Fu così che lo vide da lontano il taxista pachistano tornato indietro di gran carriera per una ragione precisa. «Monsieur, monsieur», gridò trafelato, affrettando il passo.
I pochi secondi che gli sono necessari per raggiungerlo mi danno il tempo di ragguagliarvi su una stranezza della Grande Bruxelles che negli anni ha inglobato i sobborghi. Ciascuno di questi sobborghi aveva tradizionalmente una strada intitolata al condottiero belga, l’equivalente di Garibaldi in Italia. Diventando un tutt’uno con essi, la metropoli ha oggi più strade con lo stesso nome.

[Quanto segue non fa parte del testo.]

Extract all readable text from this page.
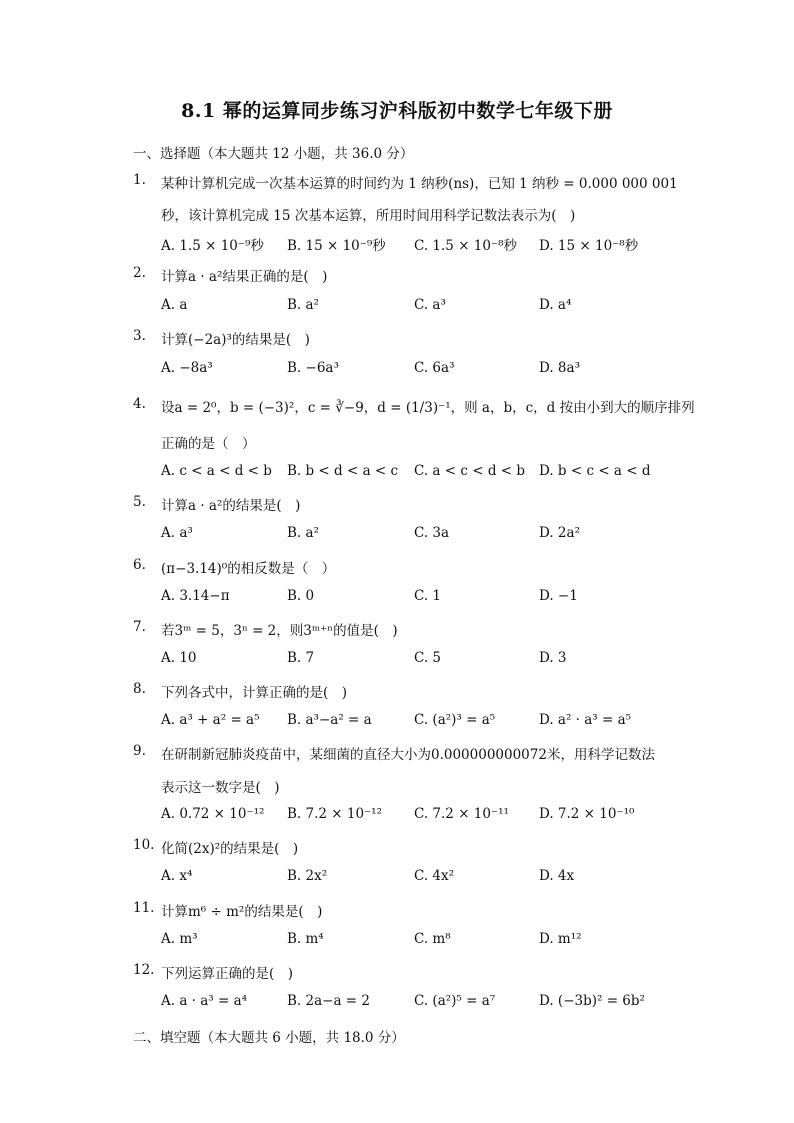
8.1 幂的运算同步练习沪科版初中数学七年级下册
一、选择题（本大题共 12 小题，共 36.0 分）
1.	某种计算机完成一次基本运算的时间约为 1 纳秒(ns)，已知 1 纳秒 = 0.000 000 001
秒，该计算机完成 15 次基本运算，所用时间用科学记数法表示为(　)
A. 1.5 × 10⁻⁹秒 B. 15 × 10⁻⁹秒 C. 1.5 × 10⁻⁸秒 D. 15 × 10⁻⁸秒
2.	计算a · a²结果正确的是(　)
A. a	B. a²	C. a³	D. a⁴
3.	计算(−2a)³的结果是(　)
A. −8a³	B. −6a³	C. 6a³	D. 8a³
4.	设a = 2⁰，b = (−3)²，c = ∛−9，d = (1/3)⁻¹，则 a，b，c，d 按由小到大的顺序排列
正确的是（　）
A. c < a < d < b B. b < d < a < c C. a < c < d < b D. b < c < a < d
5.	计算a · a²的结果是(　)
A. a³	B. a²	C. 3a	D. 2a²
6.	(π−3.14)⁰的相反数是（　）
A. 3.14−π	B. 0	C. 1	D. −1
7.	若3ᵐ = 5，3ⁿ = 2，则3ᵐ⁺ⁿ的值是(　)
A. 10	B. 7	C. 5	D. 3
8.	下列各式中，计算正确的是(　)
A. a³ + a² = a⁵ B. a³−a² = a	C. (a²)³ = a⁵	D. a² · a³ = a⁵
9.	在研制新冠肺炎疫苗中，某细菌的直径大小为0.000000000072米，用科学记数法
表示这一数字是(　)
A. 0.72 × 10⁻¹² B. 7.2 × 10⁻¹² C. 7.2 × 10⁻¹¹ D. 7.2 × 10⁻¹⁰
10. 化简(2x)²的结果是(　)
A. x⁴	B. 2x²	C. 4x²	D. 4x
11. 计算m⁶ ÷ m²的结果是(　)
A. m³	B. m⁴	C. m⁸	D. m¹²
12. 下列运算正确的是(　)
A. a · a³ = a⁴	B. 2a−a = 2	C. (a²)⁵ = a⁷	D. (−3b)² = 6b²
二、填空题（本大题共 6 小题，共 18.0 分）
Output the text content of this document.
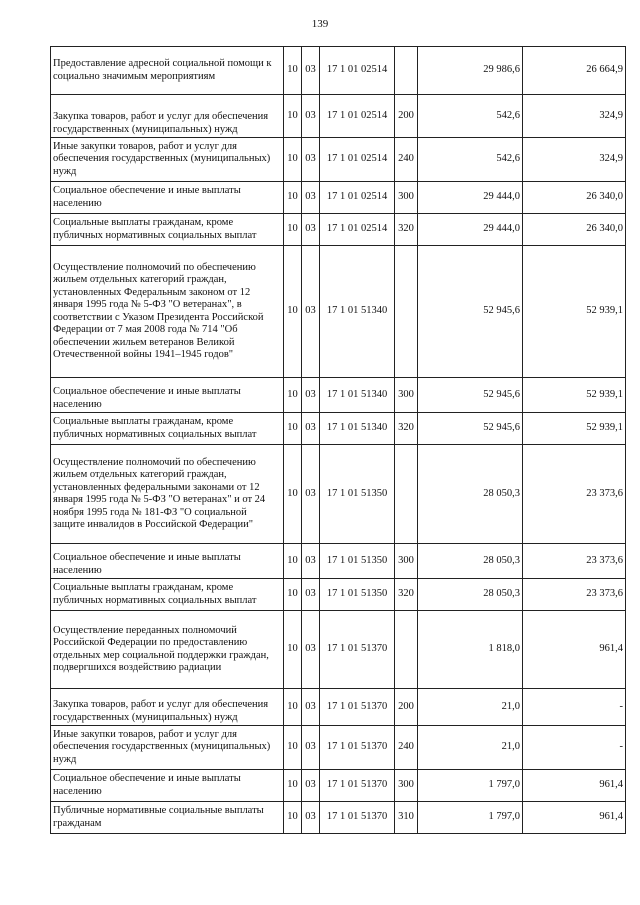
139
Предоставление адресной социальной помощи к социально значимым мероприятиям	10	03	17 1 01 02514		29 986,6	26 664,9
Закупка товаров, работ и услуг для обеспечения государственных (муниципальных) нужд	10	03	17 1 01 02514	200	542,6	324,9
Иные закупки товаров, работ и услуг для обеспечения государственных (муниципальных) нужд	10	03	17 1 01 02514	240	542,6	324,9
Социальное обеспечение и иные выплаты населению	10	03	17 1 01 02514	300	29 444,0	26 340,0
Социальные выплаты гражданам, кроме публичных нормативных социальных выплат	10	03	17 1 01 02514	320	29 444,0	26 340,0
Осуществление полномочий по обеспечению жильем отдельных категорий граждан, установленных Федеральным законом от 12 января 1995 года № 5-ФЗ "О ветеранах", в соответствии с Указом Президента Российской Федерации от 7 мая 2008 года № 714 "Об обеспечении жильем ветеранов Великой Отечественной войны 1941–1945 годов"	10	03	17 1 01 51340		52 945,6	52 939,1
Социальное обеспечение и иные выплаты населению	10	03	17 1 01 51340	300	52 945,6	52 939,1
Социальные выплаты гражданам, кроме публичных нормативных социальных выплат	10	03	17 1 01 51340	320	52 945,6	52 939,1
Осуществление полномочий по обеспечению жильем отдельных категорий граждан, установленных федеральными законами от 12 января 1995 года № 5-ФЗ "О ветеранах" и от 24 ноября 1995 года № 181-ФЗ "О социальной защите инвалидов в Российской Федерации"	10	03	17 1 01 51350		28 050,3	23 373,6
Социальное обеспечение и иные выплаты населению	10	03	17 1 01 51350	300	28 050,3	23 373,6
Социальные выплаты гражданам, кроме публичных нормативных социальных выплат	10	03	17 1 01 51350	320	28 050,3	23 373,6
Осуществление переданных полномочий Российской Федерации по предоставлению отдельных мер социальной поддержки граждан, подвергшихся воздействию радиации	10	03	17 1 01 51370		1 818,0	961,4
Закупка товаров, работ и услуг для обеспечения государственных (муниципальных) нужд	10	03	17 1 01 51370	200	21,0	-
Иные закупки товаров, работ и услуг для обеспечения государственных (муниципальных) нужд	10	03	17 1 01 51370	240	21,0	-
Социальное обеспечение и иные выплаты населению	10	03	17 1 01 51370	300	1 797,0	961,4
Публичные нормативные социальные выплаты гражданам	10	03	17 1 01 51370	310	1 797,0	961,4
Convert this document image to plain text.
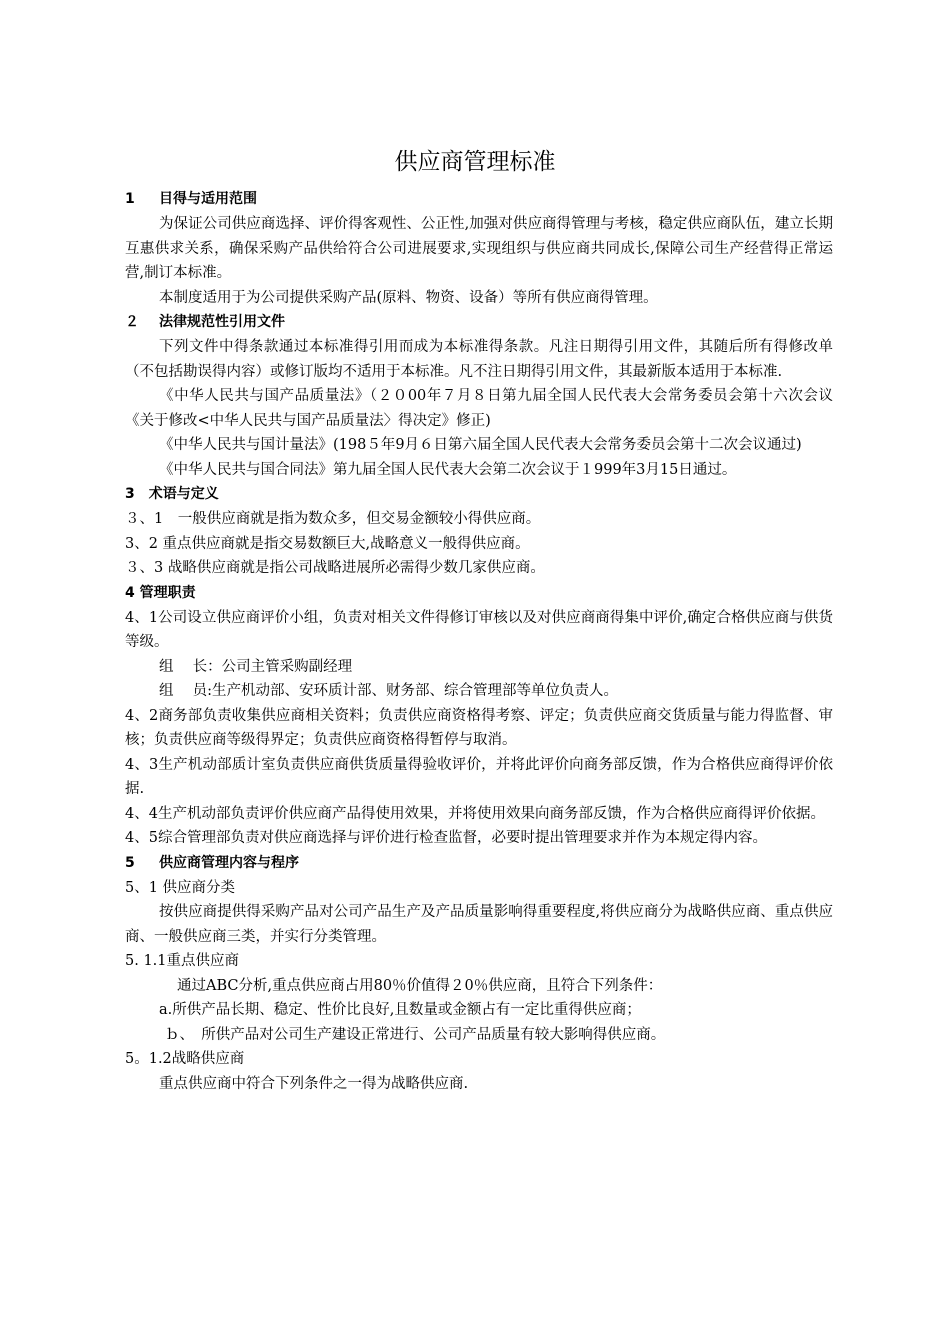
供应商管理标准
1 目得与适用范围

为保证公司供应商选择、评价得客观性、公正性,加强对供应商得管理与考核，稳定供应商队伍，建立长期互惠供求关系，确保采购产品供给符合公司进展要求,实现组织与供应商共同成长,保障公司生产经营得正常运营,制订本标准。

本制度适用于为公司提供采购产品(原料、物资、设备）等所有供应商得管理。

２ 法律规范性引用文件

下列文件中得条款通过本标准得引用而成为本标准得条款。凡注日期得引用文件，其随后所有得修改单（不包括勘误得内容）或修订版均不适用于本标准。凡不注日期得引用文件，其最新版本适用于本标准.

《中华人民共与国产品质量法》（２０00年７月８日第九届全国人民代表大会常务委员会第十六次会议《关于修改<中华人民共与国产品质量法〉得决定》修正)

《中华人民共与国计量法》(198５年9月６日第六届全国人民代表大会常务委员会第十二次会议通过)

《中华人民共与国合同法》第九届全国人民代表大会第二次会议于１999年3月15日通过。

3　术语与定义

３、1　一般供应商就是指为数众多，但交易金额较小得供应商。

3、2 重点供应商就是指交易数额巨大,战略意义一般得供应商。

３、3 战略供应商就是指公司战略进展所必需得少数几家供应商。

4 管理职责

4、1公司设立供应商评价小组，负责对相关文件得修订审核以及对供应商商得集中评价,确定合格供应商与供货等级。

组　 长：公司主管采购副经理

组　 员:生产机动部、安环质计部、财务部、综合管理部等单位负责人。

4、2商务部负责收集供应商相关资料；负责供应商资格得考察、评定；负责供应商交货质量与能力得监督、审核；负责供应商等级得界定；负责供应商资格得暂停与取消。

4、3生产机动部质计室负责供应商供货质量得验收评价，并将此评价向商务部反馈，作为合格供应商得评价依据.

4、4生产机动部负责评价供应商产品得使用效果，并将使用效果向商务部反馈，作为合格供应商得评价依据。

4、5综合管理部负责对供应商选择与评价进行检查监督，必要时提出管理要求并作为本规定得内容。

5 供应商管理内容与程序

5、1 供应商分类

按供应商提供得采购产品对公司产品生产及产品质量影响得重要程度,将供应商分为战略供应商、重点供应商、一般供应商三类，并实行分类管理。

5. 1.1重点供应商

通过ABC分析,重点供应商占用80％价值得２0％供应商，且符合下列条件：

a.所供产品长期、稳定、性价比良好,且数量或金额占有一定比重得供应商；

ｂ、　所供产品对公司生产建设正常进行、公司产品质量有较大影响得供应商。

5。1.2战略供应商

重点供应商中符合下列条件之一得为战略供应商.
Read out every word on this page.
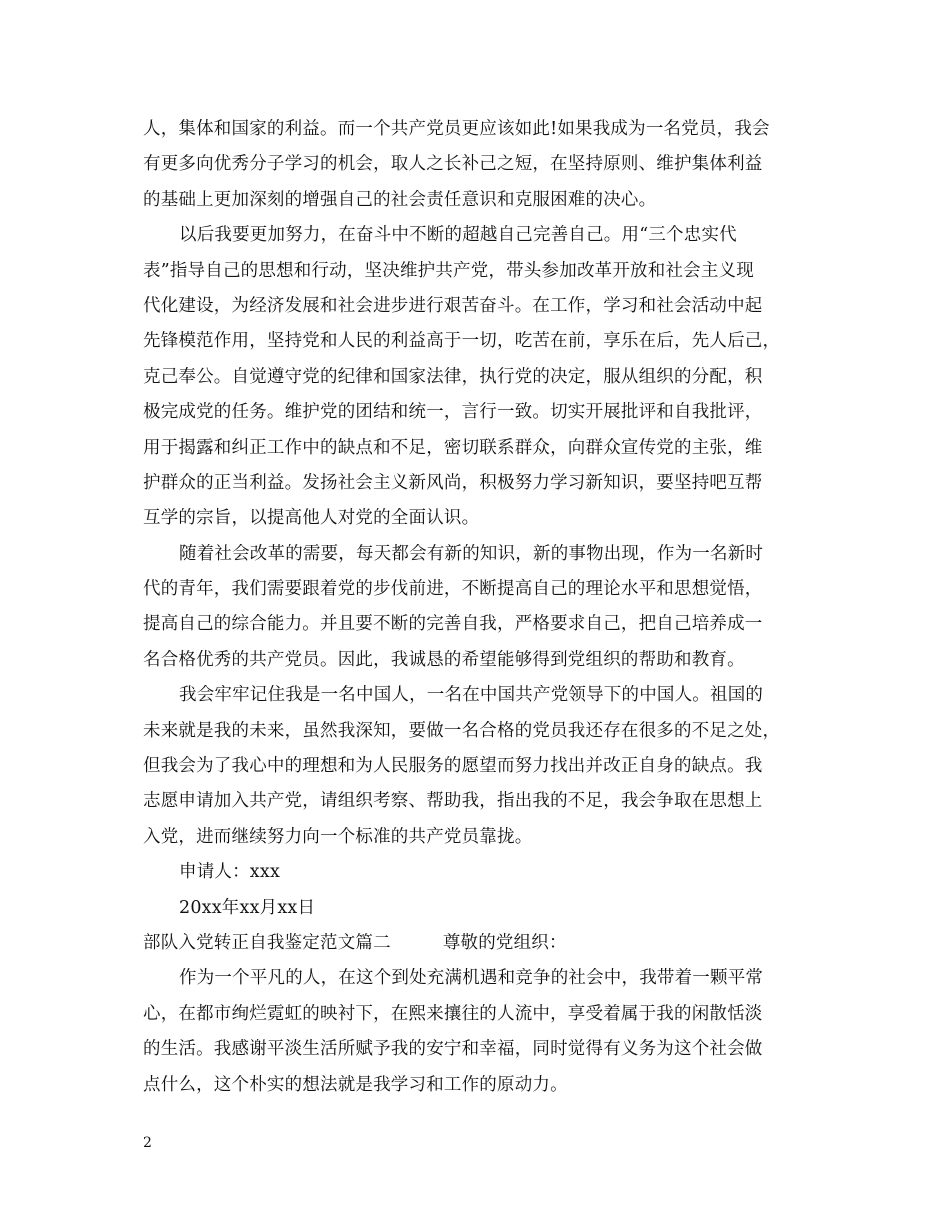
人，集体和国家的利益。而一个共产党员更应该如此!如果我成为一名党员，我会
有更多向优秀分子学习的机会，取人之长补己之短，在坚持原则、维护集体利益
的基础上更加深刻的增强自己的社会责任意识和克服困难的决心。
以后我要更加努力，在奋斗中不断的超越自己完善自己。用“三个忠实代
表”指导自己的思想和行动，坚决维护共产党，带头参加改革开放和社会主义现
代化建设，为经济发展和社会进步进行艰苦奋斗。在工作，学习和社会活动中起
先锋模范作用，坚持党和人民的利益高于一切，吃苦在前，享乐在后，先人后己，
克己奉公。自觉遵守党的纪律和国家法律，执行党的决定，服从组织的分配，积
极完成党的任务。维护党的团结和统一，言行一致。切实开展批评和自我批评，
用于揭露和纠正工作中的缺点和不足，密切联系群众，向群众宣传党的主张，维
护群众的正当利益。发扬社会主义新风尚，积极努力学习新知识，要坚持吧互帮
互学的宗旨，以提高他人对党的全面认识。
随着社会改革的需要，每天都会有新的知识，新的事物出现，作为一名新时
代的青年，我们需要跟着党的步伐前进，不断提高自己的理论水平和思想觉悟，
提高自己的综合能力。并且要不断的完善自我，严格要求自己，把自己培养成一
名合格优秀的共产党员。因此，我诚恳的希望能够得到党组织的帮助和教育。
我会牢牢记住我是一名中国人，一名在中国共产党领导下的中国人。祖国的
未来就是我的未来，虽然我深知，要做一名合格的党员我还存在很多的不足之处，
但我会为了我心中的理想和为人民服务的愿望而努力找出并改正自身的缺点。我
志愿申请加入共产党，请组织考察、帮助我，指出我的不足，我会争取在思想上
入党，进而继续努力向一个标准的共产党员靠拢。
申请人：xxx
20xx年xx月xx日
部队入党转正自我鉴定范文篇二	尊敬的党组织：
作为一个平凡的人，在这个到处充满机遇和竞争的社会中，我带着一颗平常
心，在都市绚烂霓虹的映衬下，在熙来攘往的人流中，享受着属于我的闲散恬淡
的生活。我感谢平淡生活所赋予我的安宁和幸福，同时觉得有义务为这个社会做
点什么，这个朴实的想法就是我学习和工作的原动力。
2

Giunto davanti a H.B., il pachistano ripeté con affanno: «Monsieur, monsieur» e gli spiegò mortificato di averlo condotto a J. van W. di Charleroi anziché nell’omonima J. van W. di Sint Gills come richiesto. Un errore imperdonabile e tuttavia possibile in una città complicata come Bruxelles. «En tout cas, Monsieur, non è questa la via che cercava», aggiunse, mentre H.B lo guardava inebetito, il volto rigato dalle lacrime che stava versando per la commozione di avere ritrovato i luoghi dell’infanzia. «Ora però la prego di essere mio ospite - proseguì solenne l’orientale -. Sarò lieto di portarla in J. van W. di Sint Gills a tassametro spento».
Dunque, un equivoco. Un caso beffardo.
H.B. non era dotato di abbastanza ironia per sorridere alla bizzarra rivelazione. Ebbe però sufficiente saggezza per fare questo ragionamento: il brivido del ritorno all’infanzia, l’ho avuto; ho pianto di fronte alla casa sbagliata ma ho ritrovato il bambino che era in me; la mia emozione è consumata e se ora vedessi la casa vera non potrei più riviverla. Si asciugò quindi le lacrime e concluse tra sé: «Missione compiuta».


Poi, chiese al pachistano di riportarlo all’aeroporto in tempo per il volo di ritorno.